Arianrhod Hyde (also known as Roddy) is a fictional character from the novel The Merlin Conspiracy, written by Diana Wynne Jones, published by HarperCollinsPublishers. Arianrhod Hyde is one of the two protagonists in the novel.

Introduction 
A description is taken from a character's thoughts, depicting her as "a girl with dark, curly hair and big, blue-grey eyes with nice eyelashes. Her face was thin and so was the rest of her body. she was one of those girls who look as if they've just happened somehow." She is also described as an anxious girl and has a commanding and forceful nature, as shown several times in the story.

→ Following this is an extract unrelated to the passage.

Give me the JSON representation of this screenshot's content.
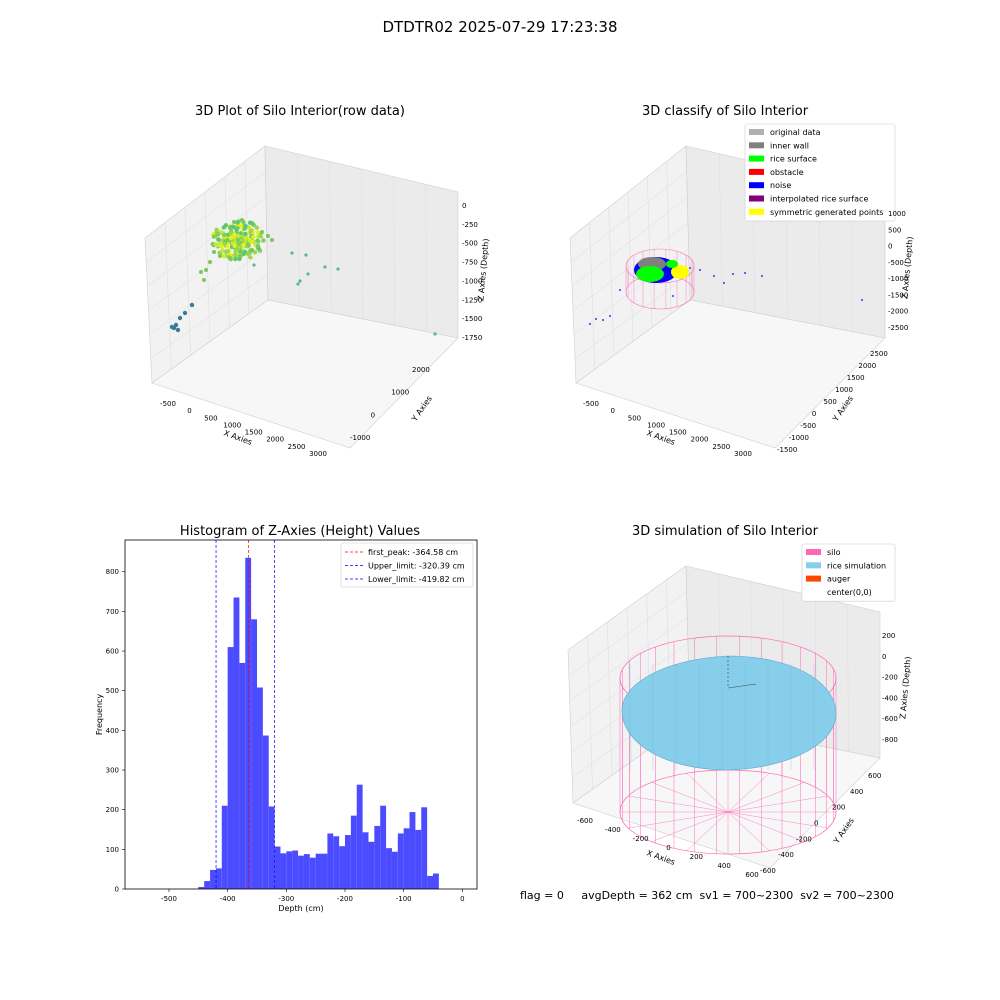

Very few facts are given about the early life of the character itself, a teenage girl who is a member of the Court, a group of selected people chosen for a specific job. The highest ranking Court member is the Archbishop, followed by Grundo's mother, who is an earth wizard, a mixture of bishops, high officials and priests and priestesses of older powers, while Roddy's father is situated near the back, for he is not a priest, only a weather worker.

The story starts with Roddy's narration, explaining a little about her past, and Grundo's as well. It then proceeds to a point where her mother tries to do her usual attempt to talk Roddy into staying with her grandfather Hyde. Roddy refuses, as she does not want to leave Grundo alone with his mother and sister. She points out to her mother that her grandfather Hyde grows dahlias, saying that it is a stupid thing for a powerful magician to do. Her mother stoutly insisted that Roddy must stay with her grandfather, until Roddy mentioned her mother's father, Gwyn, after which Roddy's mother went away.